The Love Song of J. Alfred Prufrock
Let us go then, you and I,
When the evening is spread out against the sky
Like a patient etherized upon a table;
Let us go, through certain half-deserted streets,
The muttering retreats
Of restless nights in one-night cheap hotels
And sawdust restaurants with oyster-shells:
Streets that follow like a tedious argument
Of insidious intent
To lead you to an overwhelming question …
Oh, do not ask, “What is it?”
Let us go and make our visit.
I remember leaving the pub after last orders with a small group of friends, early on in my first year at university, arms linked, reciting the first lines of this poem. It was glorious, and I still wonder why it is that this poem is so popular with young people. It invites us to wander about “when the evening is spread out against the sky” – cool, very bohemian. Then it compares the evening to “a patient etherized upon a table” – less cool; a bit grim. But it doesn’t matter – reading ruminations on death and failure at an age when your life has barely begun and we think we are a little bit deeper than we might actually be can be exciting. Less cynically, writing like this does present an opportunity for deeper thought at any age.
Then there is the fact that reading Prufrock out loud is almost like singing. The rhymes occur so naturally that you forget that they are rhymes, and the repetitions feel like reciting incantations. You can find many readings on Youtube, by the likes of Anthony Hopkins and Tom Hiddleston. The one that I have been listening to for over 10 years is by T. S. Eliot himself. It’s a bit eerie and he sounds like a priest delivering a sermon, but there’s something special about listening to one of the biggest names of Modernism reading his own work over 70 years ago.

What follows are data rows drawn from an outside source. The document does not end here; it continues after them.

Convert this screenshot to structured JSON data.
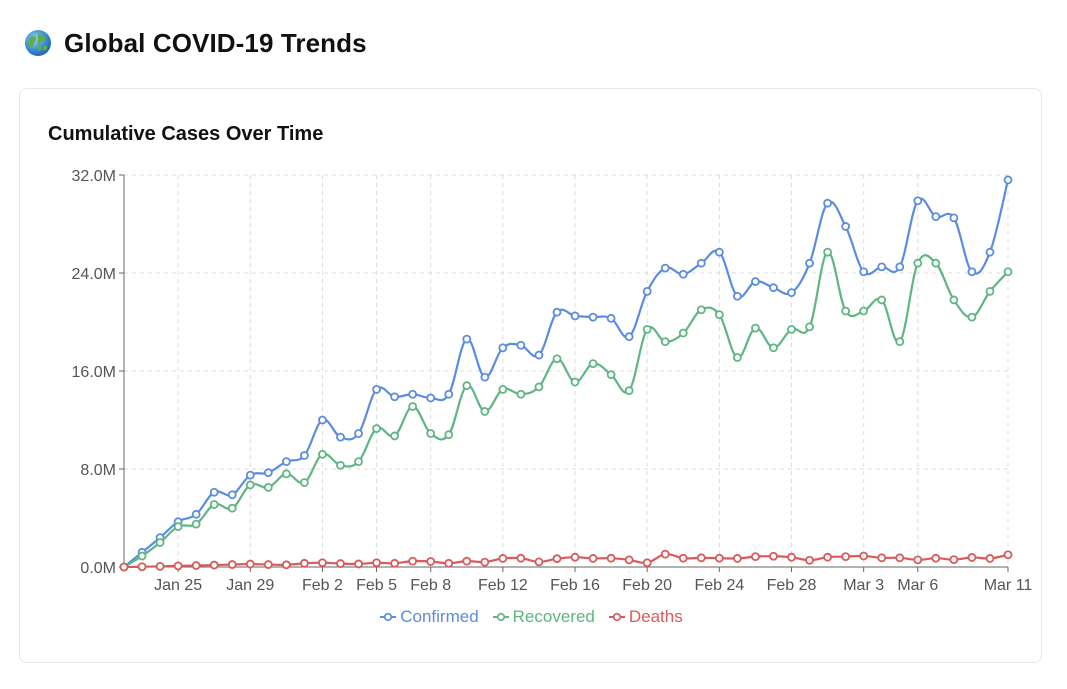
{
  "header": {
    "title": "Global COVID-19 Trends",
    "icon": "globe-icon"
  },
  "card": {
    "title": "Cumulative Cases Over Time"
  },
  "chart_data": {
    "type": "line",
    "title": "Cumulative Cases Over Time",
    "xlabel": "",
    "ylabel": "",
    "ylim": [
      0,
      32
    ],
    "y_unit": "M",
    "y_ticks": [
      "0.0M",
      "8.0M",
      "16.0M",
      "24.0M",
      "32.0M"
    ],
    "x_tick_labels": [
      "Jan 25",
      "Jan 29",
      "Feb 2",
      "Feb 5",
      "Feb 8",
      "Feb 12",
      "Feb 16",
      "Feb 20",
      "Feb 24",
      "Feb 28",
      "Mar 3",
      "Mar 6",
      "Mar 11"
    ],
    "x_tick_index": [
      3,
      7,
      11,
      14,
      17,
      21,
      25,
      29,
      33,
      37,
      41,
      44,
      49
    ],
    "grid": true,
    "legend_position": "bottom",
    "series": [
      {
        "name": "Confirmed",
        "color": "#5b8ce0",
        "values": [
          0.0,
          1.2,
          2.4,
          3.7,
          4.3,
          6.1,
          5.9,
          7.5,
          7.7,
          8.6,
          9.1,
          12.0,
          10.6,
          10.9,
          14.5,
          13.9,
          14.1,
          13.8,
          14.1,
          18.6,
          15.5,
          17.9,
          18.1,
          17.3,
          20.8,
          20.5,
          20.4,
          20.3,
          18.8,
          22.5,
          24.4,
          23.9,
          24.8,
          25.7,
          22.1,
          23.3,
          22.8,
          22.4,
          24.8,
          29.7,
          27.8,
          24.1,
          24.5,
          24.5,
          29.9,
          28.6,
          28.5,
          24.1,
          25.7,
          31.6
        ]
      },
      {
        "name": "Recovered",
        "color": "#5fb583",
        "values": [
          0.0,
          0.9,
          2.0,
          3.3,
          3.5,
          5.1,
          4.8,
          6.7,
          6.5,
          7.6,
          6.9,
          9.2,
          8.3,
          8.6,
          11.3,
          10.7,
          13.1,
          10.9,
          10.8,
          14.8,
          12.7,
          14.5,
          14.1,
          14.7,
          17.0,
          15.1,
          16.6,
          15.7,
          14.4,
          19.4,
          18.4,
          19.1,
          21.0,
          20.6,
          17.1,
          19.5,
          17.9,
          19.4,
          19.6,
          25.7,
          20.9,
          20.9,
          21.8,
          18.4,
          24.8,
          24.8,
          21.8,
          20.4,
          22.5,
          24.1
        ]
      },
      {
        "name": "Deaths",
        "color": "#d85a5a",
        "values": [
          0.0,
          0.02,
          0.05,
          0.09,
          0.12,
          0.16,
          0.2,
          0.24,
          0.2,
          0.18,
          0.3,
          0.35,
          0.28,
          0.25,
          0.35,
          0.3,
          0.48,
          0.45,
          0.3,
          0.48,
          0.4,
          0.7,
          0.72,
          0.42,
          0.68,
          0.8,
          0.7,
          0.72,
          0.58,
          0.35,
          1.05,
          0.72,
          0.75,
          0.72,
          0.7,
          0.85,
          0.88,
          0.8,
          0.55,
          0.8,
          0.85,
          0.9,
          0.75,
          0.75,
          0.58,
          0.72,
          0.6,
          0.78,
          0.7,
          1.0
        ]
      }
    ]
  }
}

Prufrock was written before T. S. Eliot identified “the mythic method” in James Joyce’s Ulysses (defined by Eliot as drawing “a continuous parallel between contemporaneity and antiquity”) and employed it with unbelievable complexity in 1922’s The Waste Land. Prufrock is a gentle introduction to Eliot, as the allusions to Dante, Shakespeare, The Bible, etc, are not overwhelming and the general atmosphere of frustration experienced by Prufrock can be understood by most at one point or another in their lives. This mixing of classical and literary allusions with “one-night cheap hotels” and “coffee spoons” makes the poem feel atemporal. It is also very quotable, with very memorable imagery: the fog that moves like a cat, “ragged claws / Scuttling across the floors of silent seas,” “a magic lantern [that] threw the nerves in patterns on a screen” …
Prufrock can be read and re-read over the years and it will always have something new to give you.